Meine (und nicht alleinig meine) Sichtweise des Grundeinkommens besagt, daß
jeder Mensch ein Auskommen haben soll (Grundeinkommen), das sich
emanzipatorisch auf den jeweiligen Menschen auswirkt und ihn von
Arbeitszwang (zum Auskommen) befreit. Die Idee des Grundeinkommens - oftmals
falsch verstanden - bedeutet nicht, daß Arbeit überflüssig wird; im
Gegenteil, Arbeit bleibt weiterhin wichtig und notwendig, um den Menschen
Konsumgüter zur Verfügung zu stellen. Allerdings sollen auch alle Menschen
die Möglichkeit bekommen - und nicht das alleinige Recht - diese Güter
konsumieren zu können.

Ihr zweiter Mahnpunkt in Ihrem Beitrag stellt die Finanzierung in Frage.
Natürlich ist dies zuläßig und muß in jedem Fall bedacht werden. Nur sollten
Sie bedenken, daß es genügend Produkte gibt, die zum Konsum bereit stehen,
aber Menschen nicht über genügend "Finanzmittel" verfügen, um sich diese
Produkte leisten zu können. Deshalb geht es eher um eine gerechte
Umverteilung dieser "Finanzmittel", als um eine Frage der Finanzierbarkeit.
Und wenn Sie meinen, daß dafür "Vollbeschäftigung" notwendig ist, möchte ich
fragen, ob das Angebot der konsumierbaren Produkte/Dienstleistungen nicht
schon ausreicht - brauchen wir wirklich noch mehr?

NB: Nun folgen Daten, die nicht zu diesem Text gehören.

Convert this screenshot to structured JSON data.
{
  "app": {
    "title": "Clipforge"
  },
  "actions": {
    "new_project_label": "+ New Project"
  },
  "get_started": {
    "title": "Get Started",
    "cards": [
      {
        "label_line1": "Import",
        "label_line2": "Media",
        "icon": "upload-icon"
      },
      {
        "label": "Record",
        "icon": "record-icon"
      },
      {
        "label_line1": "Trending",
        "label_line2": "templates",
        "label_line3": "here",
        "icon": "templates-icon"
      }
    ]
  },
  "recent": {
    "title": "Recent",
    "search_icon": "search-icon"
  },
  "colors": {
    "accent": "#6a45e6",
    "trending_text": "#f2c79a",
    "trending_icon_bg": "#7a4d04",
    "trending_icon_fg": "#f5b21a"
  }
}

Ich stimme Ihnen in dem Punkt zu, daß es genügend Arbeit gibt. Das Problem
ist allerdings, daß oftmals Geld fehlt, um diese Arbeiten auszuführen. Und
hier komme ich wieder auf den emanzipatorischen Effekt des Grundeinkommens
zu sprechen: Leistung (Arbeit) nur für Gegenleistung (Geld) bedingt, daß
Gegenleistung (Geld) vorhanden sein muß. Wenn ich mir allerdings (als
Beispiel) manche Innenstädte anschaue, die renovierungsbedürftig sind, so
ist dies durchaus Arbeit - aber der Nutzen dieser Arbeit ist nicht mehr in
Geld rückwandelbar - Arbeit ist im Überfluß vorhanden; nur keine Mittel,
diese Arbeit zu "entlohnen".

Vielleicht sollten Sie innerhalb Ihrer Partei einmal überdenken, ob Ihre
Sichtweise des Grundeinkommens nicht vielleicht auf "ungesunden Beinen"
steht. Im Fall der CDU mit dem Althaus-Vorschlag scheint es nämlich so zu
sein. Möglicherweise sind Sie (als Partei) in der Lage, ein sinnvolleres und
besseres Konzept auf die Beine zu stellen. Ich hoffe zumindest, daß Ihnen
nach meinem Schreiben klar geworden ist, daß die Betrachtung des
Grundeinkommens ein wesentlicher Aspekt ist, dafür oder dagegen zu sein.